After her parents' deaths, Steinman discovered a box containing some four hundred letters her father had written to her mother during the war. Among the letters, she found a Japanese flag inscribed with elegant calligraphy. The flag said: "To Yoshio Shimizu given to him in the Great East Asian War to be fought to the end. If you believe in it, you win." Intrigued by her father's letters and compelled to know how this flag came to be in his possession, Steinman sets out on a quest to learn what happened to her father and the men of his Twenty-fifth Infantry Division.
Over the course of her exploration, Steinman decides to return the flag to the family of Yoshio Shimizu, the fallen Japanese soldier. She travels to the snow country of Japan and visits the battlefield in the Philippines where her father's division fought-the place where Yoshio lost his life and his flag.
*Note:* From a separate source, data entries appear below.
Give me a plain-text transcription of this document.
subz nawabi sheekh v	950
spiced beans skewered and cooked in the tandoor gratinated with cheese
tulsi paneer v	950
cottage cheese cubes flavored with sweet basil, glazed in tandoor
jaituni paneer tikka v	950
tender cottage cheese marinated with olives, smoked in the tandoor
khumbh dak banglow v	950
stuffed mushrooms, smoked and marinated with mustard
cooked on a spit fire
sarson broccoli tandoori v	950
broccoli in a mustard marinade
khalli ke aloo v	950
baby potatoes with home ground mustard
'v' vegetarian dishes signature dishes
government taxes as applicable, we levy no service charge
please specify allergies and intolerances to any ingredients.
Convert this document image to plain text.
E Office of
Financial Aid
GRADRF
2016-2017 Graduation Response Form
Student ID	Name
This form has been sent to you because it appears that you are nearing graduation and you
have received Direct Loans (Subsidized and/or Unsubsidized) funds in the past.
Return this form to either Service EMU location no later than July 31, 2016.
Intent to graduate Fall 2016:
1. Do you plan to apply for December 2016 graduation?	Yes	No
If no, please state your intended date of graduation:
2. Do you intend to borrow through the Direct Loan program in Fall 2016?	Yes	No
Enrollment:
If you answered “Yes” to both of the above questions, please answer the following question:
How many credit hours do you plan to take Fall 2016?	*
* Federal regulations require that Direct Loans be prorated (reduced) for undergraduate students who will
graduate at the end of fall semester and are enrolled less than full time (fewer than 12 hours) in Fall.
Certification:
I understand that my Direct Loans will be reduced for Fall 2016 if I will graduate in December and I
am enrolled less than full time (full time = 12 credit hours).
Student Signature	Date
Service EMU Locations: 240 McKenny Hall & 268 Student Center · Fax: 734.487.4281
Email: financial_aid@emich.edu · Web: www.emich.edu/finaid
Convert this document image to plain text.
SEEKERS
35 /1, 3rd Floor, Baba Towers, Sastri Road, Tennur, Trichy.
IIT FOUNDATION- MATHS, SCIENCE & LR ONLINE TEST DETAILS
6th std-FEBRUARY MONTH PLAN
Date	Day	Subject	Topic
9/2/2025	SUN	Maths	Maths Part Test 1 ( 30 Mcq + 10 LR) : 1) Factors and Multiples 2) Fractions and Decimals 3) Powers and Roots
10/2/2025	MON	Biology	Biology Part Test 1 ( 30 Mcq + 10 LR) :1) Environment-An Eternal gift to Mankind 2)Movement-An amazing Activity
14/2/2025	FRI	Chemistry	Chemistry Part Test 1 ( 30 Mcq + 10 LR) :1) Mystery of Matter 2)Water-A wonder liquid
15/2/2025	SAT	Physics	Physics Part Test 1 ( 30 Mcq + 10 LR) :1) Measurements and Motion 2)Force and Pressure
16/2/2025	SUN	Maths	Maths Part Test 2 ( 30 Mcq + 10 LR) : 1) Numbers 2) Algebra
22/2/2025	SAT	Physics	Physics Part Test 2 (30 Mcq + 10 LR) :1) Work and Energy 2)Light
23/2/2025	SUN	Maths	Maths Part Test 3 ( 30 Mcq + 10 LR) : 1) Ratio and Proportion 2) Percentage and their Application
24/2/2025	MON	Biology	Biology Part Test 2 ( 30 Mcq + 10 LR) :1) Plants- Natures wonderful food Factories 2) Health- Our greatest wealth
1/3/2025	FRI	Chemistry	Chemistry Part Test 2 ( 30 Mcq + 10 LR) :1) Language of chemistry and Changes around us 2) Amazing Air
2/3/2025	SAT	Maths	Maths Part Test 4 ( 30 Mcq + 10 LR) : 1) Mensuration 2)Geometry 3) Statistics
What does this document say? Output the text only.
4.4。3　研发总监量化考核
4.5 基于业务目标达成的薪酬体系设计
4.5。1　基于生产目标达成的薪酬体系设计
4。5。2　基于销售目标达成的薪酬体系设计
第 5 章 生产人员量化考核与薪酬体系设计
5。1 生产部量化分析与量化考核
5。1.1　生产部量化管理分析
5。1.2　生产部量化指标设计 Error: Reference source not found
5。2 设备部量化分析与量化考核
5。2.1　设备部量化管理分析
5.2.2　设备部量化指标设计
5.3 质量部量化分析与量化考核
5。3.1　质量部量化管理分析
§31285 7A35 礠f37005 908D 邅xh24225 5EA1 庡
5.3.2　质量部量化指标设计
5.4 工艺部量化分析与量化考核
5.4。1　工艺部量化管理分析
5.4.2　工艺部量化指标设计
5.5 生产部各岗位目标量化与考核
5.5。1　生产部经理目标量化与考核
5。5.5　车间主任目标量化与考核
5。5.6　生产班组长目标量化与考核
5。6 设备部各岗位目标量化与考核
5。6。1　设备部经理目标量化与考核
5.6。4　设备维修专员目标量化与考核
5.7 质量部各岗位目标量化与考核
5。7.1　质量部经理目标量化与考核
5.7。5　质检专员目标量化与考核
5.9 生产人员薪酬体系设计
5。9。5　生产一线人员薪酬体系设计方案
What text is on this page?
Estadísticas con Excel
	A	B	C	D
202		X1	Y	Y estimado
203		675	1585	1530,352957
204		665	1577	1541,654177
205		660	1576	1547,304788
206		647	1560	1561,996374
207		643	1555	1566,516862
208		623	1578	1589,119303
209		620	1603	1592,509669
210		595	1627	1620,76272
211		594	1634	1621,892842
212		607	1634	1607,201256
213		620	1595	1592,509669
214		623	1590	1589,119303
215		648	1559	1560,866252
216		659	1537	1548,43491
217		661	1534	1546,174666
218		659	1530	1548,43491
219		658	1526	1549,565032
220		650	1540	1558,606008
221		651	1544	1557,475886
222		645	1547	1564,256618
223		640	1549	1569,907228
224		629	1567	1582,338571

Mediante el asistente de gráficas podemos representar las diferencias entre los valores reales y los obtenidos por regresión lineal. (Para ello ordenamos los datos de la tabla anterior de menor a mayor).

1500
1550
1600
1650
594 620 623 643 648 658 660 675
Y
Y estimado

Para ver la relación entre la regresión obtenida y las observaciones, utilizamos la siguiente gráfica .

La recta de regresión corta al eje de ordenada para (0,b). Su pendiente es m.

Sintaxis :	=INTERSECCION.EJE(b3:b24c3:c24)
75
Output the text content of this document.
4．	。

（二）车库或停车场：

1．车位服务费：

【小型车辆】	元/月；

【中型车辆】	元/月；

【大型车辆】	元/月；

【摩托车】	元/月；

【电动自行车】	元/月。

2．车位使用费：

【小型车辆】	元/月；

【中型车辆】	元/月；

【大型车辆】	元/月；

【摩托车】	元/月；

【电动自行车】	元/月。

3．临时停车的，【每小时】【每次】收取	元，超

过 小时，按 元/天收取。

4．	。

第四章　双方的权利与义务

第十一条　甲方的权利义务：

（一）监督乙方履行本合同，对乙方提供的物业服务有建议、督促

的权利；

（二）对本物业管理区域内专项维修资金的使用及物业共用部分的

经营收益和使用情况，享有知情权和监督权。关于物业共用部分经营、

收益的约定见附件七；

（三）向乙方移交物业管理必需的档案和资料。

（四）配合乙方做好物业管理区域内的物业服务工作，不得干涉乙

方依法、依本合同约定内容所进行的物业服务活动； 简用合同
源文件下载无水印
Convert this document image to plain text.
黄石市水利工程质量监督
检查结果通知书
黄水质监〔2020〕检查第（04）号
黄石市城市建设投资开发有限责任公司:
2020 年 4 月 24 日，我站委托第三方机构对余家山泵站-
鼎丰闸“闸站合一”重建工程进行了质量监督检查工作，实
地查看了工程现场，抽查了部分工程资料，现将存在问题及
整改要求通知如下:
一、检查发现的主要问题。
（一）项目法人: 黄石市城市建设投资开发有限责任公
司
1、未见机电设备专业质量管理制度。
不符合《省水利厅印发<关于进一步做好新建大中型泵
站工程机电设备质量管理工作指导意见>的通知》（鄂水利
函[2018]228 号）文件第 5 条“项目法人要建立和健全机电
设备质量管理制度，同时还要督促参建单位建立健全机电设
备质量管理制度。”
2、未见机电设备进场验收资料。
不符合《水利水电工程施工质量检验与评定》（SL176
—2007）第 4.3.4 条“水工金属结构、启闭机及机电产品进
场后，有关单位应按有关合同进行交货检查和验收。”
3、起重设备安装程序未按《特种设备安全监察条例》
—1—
In the end, Steinman discovers a side of her father she never knew, and, astonishingly, she develops a kinship with the surviving family of his enemy.
Weaving together her father's letters with the story of her own personal journey, Steinman presents a powerful view of how war changed one generation and shaped another.
After her father's death, a daughter discovers a box of letters her father wrote to her mother during the war, and from them learns a side of him she never knew.
About the Author
Louise Steinman's essays and articles have been published in the Los Angeles Times Magazine, the Washington Post, and Salon, among others. She lives with her husband in Los Angeles, where she curates a literary program for the Los Angeles Public Library.